Oltre ogni convenzione

Dialogo tra un sacerdote e un ateo nel libro per Città nuova di don Paolo Zago Prete in comunità. Intervista all'autore
Prete in comunità

Una mail inaspettata nella casella di posta da parte di un amico d’infanzia, Nic, affermato fisico e "ateo praticante".

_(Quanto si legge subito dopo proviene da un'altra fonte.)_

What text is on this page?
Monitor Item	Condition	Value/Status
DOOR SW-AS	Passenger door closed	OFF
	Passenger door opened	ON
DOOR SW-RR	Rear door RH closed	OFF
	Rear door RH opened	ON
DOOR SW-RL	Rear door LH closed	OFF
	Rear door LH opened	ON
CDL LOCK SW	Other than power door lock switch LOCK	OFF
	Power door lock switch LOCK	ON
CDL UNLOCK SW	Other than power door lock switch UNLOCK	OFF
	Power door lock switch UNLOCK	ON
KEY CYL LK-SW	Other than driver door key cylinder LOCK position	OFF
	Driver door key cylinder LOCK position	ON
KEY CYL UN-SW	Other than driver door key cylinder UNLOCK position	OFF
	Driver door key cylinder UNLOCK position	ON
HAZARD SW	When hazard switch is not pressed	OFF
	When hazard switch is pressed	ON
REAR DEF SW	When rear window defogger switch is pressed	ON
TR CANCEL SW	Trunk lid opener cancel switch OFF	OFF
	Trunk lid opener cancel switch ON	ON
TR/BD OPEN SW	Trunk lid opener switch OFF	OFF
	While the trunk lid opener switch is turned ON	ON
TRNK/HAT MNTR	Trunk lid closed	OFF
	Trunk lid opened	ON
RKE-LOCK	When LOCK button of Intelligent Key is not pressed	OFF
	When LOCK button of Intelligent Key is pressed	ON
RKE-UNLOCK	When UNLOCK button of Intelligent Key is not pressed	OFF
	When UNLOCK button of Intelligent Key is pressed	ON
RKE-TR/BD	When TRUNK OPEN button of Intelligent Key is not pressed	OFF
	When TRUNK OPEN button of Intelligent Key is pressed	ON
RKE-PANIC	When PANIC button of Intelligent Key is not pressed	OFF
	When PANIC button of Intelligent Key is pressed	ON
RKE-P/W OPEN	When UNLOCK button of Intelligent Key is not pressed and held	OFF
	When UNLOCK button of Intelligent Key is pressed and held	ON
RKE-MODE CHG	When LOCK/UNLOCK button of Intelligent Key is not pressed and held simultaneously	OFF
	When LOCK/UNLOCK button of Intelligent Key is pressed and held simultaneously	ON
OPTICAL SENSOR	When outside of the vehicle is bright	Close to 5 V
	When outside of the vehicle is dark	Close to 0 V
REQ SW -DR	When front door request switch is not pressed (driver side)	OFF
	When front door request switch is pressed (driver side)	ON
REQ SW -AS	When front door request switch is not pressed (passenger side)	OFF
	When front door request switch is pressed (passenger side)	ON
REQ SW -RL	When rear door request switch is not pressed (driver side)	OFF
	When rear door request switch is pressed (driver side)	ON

Un amo lanciato nel mare informatico e quel sacerdote che risponde, anche alla provocazione contenuta in quella sorta "s.o.s.", senza batter ciglio. Così si apre la strada al confronto, interrogando  – il prete in questione – sul mondo sacerdotale con incalzante verità; anche riguardo la propria scelta e portandolo ad una condivisione sempre più piena del «suo mondo». Diversità di vedute sostanziali  e piccoli diverbi accendono il dibattito che si fa sempre più sostenuto su temi di attualità o di interesse per l’opinione pubblica: il celibato, il Vaticano, l’8 per mille, i preti pedofili.

 

Protagonista di questo libretto della collana Passaparola  – dal titolo Prete in comunità – è don Paolo Zago, prevosto dal 2010 presso la parrocchia di san Protaso di Milano e rettore del liceo Montini. Titolo che ben si argomenta  perché nella storia, il sacerdote non solo interloquisce con il suo amico ateo, ma per trovare spunti o riflessioni, si confronta anche con altri sacerdoti o con la sua comunità.

 

Un assaggio di quel «cortile dei gentili» – termine con cui papa Ratzinger nel dicembre 2010 aveva invitato la Chiesa ad aprire uno spazio ideale di dialogo per chi non considera la religione «una cosa estranea» –, e che sta ad indicare quell’area esterna al tempio ebraico in cui credenti e non (i gentili appunto) potevano argomentare sulla fede e la religione. Ed è ad don Paolo Zago, l’autore di Prete in comunità, che abbiamo rivolto alcune domande.

  

Le domande di Nic, il suo interlocutore, a volte si fondano sul comune “sentito dire" a proposito dei preti, altre volte sono vere e proprie riflessioni che aprono più ampi scenari su un mondo poco conosciuto…

 

«È vero. Spesso il mondo “clericale” non è molto conosciuto. Neppure da coloro che ci vivono accanto. In taluni permane quasi la sensazione che i preti siano come degli angeli, distanti dal mondo; per altri come una casta disincarnata dalle fatiche della realtà. In entrambi i casi ciò che manca è una reale percezione della dimensione umana e credente del prete. E la causa di ciò, credo, è anche da ricercare in un certo nostro stile, non sempre capace di comunicare in modo corretto con la gente del nostro tempo. Per certi aspetti, pur nella sua semplicità, questo libretto ha la pretesa di aprire una finestra su questo “mondo a parte”»

 

Nel libro si interroga se a volte ha «osato troppo nel dialogo o  troppo poco». Un sacerdote di oggi deve parlare, raccontare e condividere le proprie scelte di fronte alla comunità?

 

«Credo sia fondamentale. Ma non sempre è possibile. Sia perché le persone che si accostano a noi il più delle volte lo fanno per essere ascoltate più che per ascoltare. Sia perché noi stessi comunichiamo poco di noi. Da un lato, infatti, siamo più portati a “parlare” di Dio o di altro piuttosto che di noi stessi (vuoi per timore, vuoi per prudenza , vuoi per incapacità a trovare le giuste parole); dall’altro non sempre si trovano persone capaci di ascoltare senza giudicare, aperte e disponibili ad un rapporto libero, in cui “vivere l’altro” in maniera semplice ed autentica»

 

Ci può svelare chi è Nic? 

 

«Nic è l’insieme di più persone che ho incontrato e che incontro. Le parole e i dialoghi sono tutti reali, anche se appartengono a più persone. Mi è piaciuto condensarle tutte in un’unica figura (Nic) che in qualche modo richiama il personaggio evangelico di Nicodemo. Credo sia fondamentale, per noi preti, poetr avere rapporti di dialogo e amicizia anche con persone di diverse convinzioni: allarga il cuore e ci costringe ad essere meno dogmatici e capaci di annunciare la Verità di Cristo all’interno di un reciproco ascolto. A volte, come diceva Sartre “saper ascoltare le domande degli uomini è più importante che saper dare le risposte”».